Resolving to Work as a Team
The beginning of a new year is a time for change. It's a time to make resolutions and strive to be better. Even though I'm not much of a resolutions person, I'm making one this year. My resolution is to search nursing texts to find where it is written that nurses don't help mobilize patients. It has to be in there somewhere. Why else would nurses everywhere think that "OOB with assist" and "ambulate with assist" are PT orders. Physical therapy is not found in those phrases. Yet, somehow those orders find their way to the rehab department.
I'm not picking on nurses. They have a hard job with lots of responsibility and little appreciation. Being overworked and understaffed is a universal problem in health care. This is confusing to me. Why do nurses think I have so much extra time that it is my responsibility to get every patient in the hospital out of bed? Why should I drop whatever I'm doing to go immediately to the nursing floor when summoned to help a patient get into/out of bed? It's much easier for a nurse to get help than it is for me to do so. And I really don't understand why nurses call me when the patient "is too big and I don't want to hurt my back" and then disappear because I can do it by myself? Do they think I want to hurt my back? I don't have the luxury of refusing to get someone up because he or she is "too big."

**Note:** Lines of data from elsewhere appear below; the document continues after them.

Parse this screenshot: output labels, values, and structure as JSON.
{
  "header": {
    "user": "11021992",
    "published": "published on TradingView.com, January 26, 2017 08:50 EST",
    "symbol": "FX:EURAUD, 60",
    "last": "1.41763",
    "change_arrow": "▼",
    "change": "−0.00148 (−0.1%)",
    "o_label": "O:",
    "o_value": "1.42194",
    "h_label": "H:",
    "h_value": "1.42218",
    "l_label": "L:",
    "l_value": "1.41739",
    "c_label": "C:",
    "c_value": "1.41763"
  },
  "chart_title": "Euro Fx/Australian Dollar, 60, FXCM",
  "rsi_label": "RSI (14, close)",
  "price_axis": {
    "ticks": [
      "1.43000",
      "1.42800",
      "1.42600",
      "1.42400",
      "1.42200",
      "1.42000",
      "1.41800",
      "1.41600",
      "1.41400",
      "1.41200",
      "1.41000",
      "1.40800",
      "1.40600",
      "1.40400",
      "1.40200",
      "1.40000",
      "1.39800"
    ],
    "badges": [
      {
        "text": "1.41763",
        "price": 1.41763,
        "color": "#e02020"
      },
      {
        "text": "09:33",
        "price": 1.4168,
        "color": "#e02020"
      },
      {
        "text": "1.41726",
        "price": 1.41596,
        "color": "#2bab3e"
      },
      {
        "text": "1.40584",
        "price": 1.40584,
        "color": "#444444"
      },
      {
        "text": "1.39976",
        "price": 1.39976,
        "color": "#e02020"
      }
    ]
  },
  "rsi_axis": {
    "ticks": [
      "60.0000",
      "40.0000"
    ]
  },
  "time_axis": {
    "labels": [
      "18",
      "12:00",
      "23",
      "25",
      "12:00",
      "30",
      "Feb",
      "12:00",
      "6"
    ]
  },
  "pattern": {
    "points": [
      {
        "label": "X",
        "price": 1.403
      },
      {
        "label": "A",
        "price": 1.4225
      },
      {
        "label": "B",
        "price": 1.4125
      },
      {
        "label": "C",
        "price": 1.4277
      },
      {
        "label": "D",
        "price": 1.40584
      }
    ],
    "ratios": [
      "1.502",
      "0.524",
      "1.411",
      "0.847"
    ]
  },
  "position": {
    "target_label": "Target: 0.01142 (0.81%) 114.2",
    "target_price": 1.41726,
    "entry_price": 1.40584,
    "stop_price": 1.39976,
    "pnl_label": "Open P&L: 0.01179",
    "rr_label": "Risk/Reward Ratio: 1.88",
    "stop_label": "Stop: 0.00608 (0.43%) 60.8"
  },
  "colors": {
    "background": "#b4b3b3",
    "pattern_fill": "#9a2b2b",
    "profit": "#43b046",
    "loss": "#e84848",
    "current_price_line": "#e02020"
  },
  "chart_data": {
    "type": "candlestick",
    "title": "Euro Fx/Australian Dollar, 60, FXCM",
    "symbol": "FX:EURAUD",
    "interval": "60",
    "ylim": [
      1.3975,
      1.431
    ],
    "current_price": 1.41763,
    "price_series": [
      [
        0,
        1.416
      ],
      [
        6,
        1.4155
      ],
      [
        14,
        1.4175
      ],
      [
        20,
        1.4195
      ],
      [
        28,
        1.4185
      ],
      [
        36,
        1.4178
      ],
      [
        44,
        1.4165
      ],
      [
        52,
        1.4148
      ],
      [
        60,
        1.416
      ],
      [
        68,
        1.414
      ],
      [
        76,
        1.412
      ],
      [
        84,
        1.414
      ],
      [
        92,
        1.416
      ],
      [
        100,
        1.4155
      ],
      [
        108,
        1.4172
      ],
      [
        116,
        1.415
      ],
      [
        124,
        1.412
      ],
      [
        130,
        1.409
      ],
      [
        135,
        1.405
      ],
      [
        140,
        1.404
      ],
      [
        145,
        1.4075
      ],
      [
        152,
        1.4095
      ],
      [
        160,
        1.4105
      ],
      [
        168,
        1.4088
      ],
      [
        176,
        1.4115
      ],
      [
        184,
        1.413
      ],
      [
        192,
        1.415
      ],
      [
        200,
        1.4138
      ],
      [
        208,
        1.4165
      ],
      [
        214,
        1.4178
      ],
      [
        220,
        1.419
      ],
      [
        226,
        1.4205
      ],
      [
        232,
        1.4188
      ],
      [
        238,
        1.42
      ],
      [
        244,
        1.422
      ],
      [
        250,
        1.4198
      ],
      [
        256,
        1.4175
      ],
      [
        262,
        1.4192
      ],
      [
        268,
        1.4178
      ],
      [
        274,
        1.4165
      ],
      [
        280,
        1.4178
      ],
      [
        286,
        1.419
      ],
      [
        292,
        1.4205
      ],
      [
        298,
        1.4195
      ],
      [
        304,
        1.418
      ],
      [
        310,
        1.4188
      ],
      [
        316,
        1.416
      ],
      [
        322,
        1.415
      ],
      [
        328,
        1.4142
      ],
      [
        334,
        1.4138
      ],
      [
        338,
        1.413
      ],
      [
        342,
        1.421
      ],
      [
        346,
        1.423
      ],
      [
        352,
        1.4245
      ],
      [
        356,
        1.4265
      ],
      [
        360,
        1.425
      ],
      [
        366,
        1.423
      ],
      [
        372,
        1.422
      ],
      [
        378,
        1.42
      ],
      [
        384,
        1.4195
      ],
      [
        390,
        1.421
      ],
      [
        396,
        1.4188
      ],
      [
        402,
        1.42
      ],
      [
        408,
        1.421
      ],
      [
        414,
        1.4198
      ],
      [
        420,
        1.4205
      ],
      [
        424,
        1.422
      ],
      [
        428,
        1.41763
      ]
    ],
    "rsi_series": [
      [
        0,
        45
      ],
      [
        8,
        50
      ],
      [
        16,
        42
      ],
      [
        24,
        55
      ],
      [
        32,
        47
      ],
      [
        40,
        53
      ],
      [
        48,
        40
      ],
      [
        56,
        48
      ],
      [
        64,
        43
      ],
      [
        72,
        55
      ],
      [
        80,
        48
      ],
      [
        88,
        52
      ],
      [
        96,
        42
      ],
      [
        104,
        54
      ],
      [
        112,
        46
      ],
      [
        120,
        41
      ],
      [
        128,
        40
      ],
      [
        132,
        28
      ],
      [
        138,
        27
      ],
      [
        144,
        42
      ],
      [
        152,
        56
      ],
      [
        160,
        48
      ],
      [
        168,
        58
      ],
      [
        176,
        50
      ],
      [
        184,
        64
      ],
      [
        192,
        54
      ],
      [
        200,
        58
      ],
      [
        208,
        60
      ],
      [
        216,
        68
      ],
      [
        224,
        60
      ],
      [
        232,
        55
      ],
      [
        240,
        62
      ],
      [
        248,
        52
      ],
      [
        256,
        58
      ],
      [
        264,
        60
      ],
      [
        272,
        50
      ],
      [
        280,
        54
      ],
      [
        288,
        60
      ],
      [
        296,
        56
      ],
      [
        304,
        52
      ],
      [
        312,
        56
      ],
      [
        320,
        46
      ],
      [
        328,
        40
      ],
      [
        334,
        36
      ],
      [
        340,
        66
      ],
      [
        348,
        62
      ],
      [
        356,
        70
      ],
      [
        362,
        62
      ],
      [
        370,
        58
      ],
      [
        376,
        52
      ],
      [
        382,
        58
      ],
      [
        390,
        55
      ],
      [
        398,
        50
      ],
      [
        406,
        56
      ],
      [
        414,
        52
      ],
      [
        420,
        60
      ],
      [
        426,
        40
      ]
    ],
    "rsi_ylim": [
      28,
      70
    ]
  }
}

Everyone in health care knows patients need to mobilize. There are numerous studies supporting the benefits of early mobilization in terms of shorter stays and lower costs. Being out of bed is therapeutic. However, just because being out of bed is therapeutic, it doesn't necessarily follow that the transfer was also therapeutic. There is nothing therapeutic about a dead lift. Nor is there anything therapeutic in sliding someone into a neuro chair. Physical therapists work on transfers because there is a therapeutic benefit of increased independence, increased strength or increased balance. I admit I'll get low arousal patients out of bed a few times to see what happens. I don't continue it unless I see positive changes from the action. Yet, for some reason these transfers seem to fall to PT. Where is the skill in that?
Alright, I've gotten that off my chest. I feel better. I don't expect much success with my resolution but some progress in the right direction would be nice. I'm lucky in a way. On my neuro floor we all work together to mobilize the patients. I help the nurses. They help me. Every other floor is the problem. Some of the nurses I work with on the rehab unit on the weekend are also very good. I also know a few PTs who are worse than nursing about not helping mobilize patients. The PT profession needs to make a resolution. We need to resolve to work as a team to make everyone's job easier.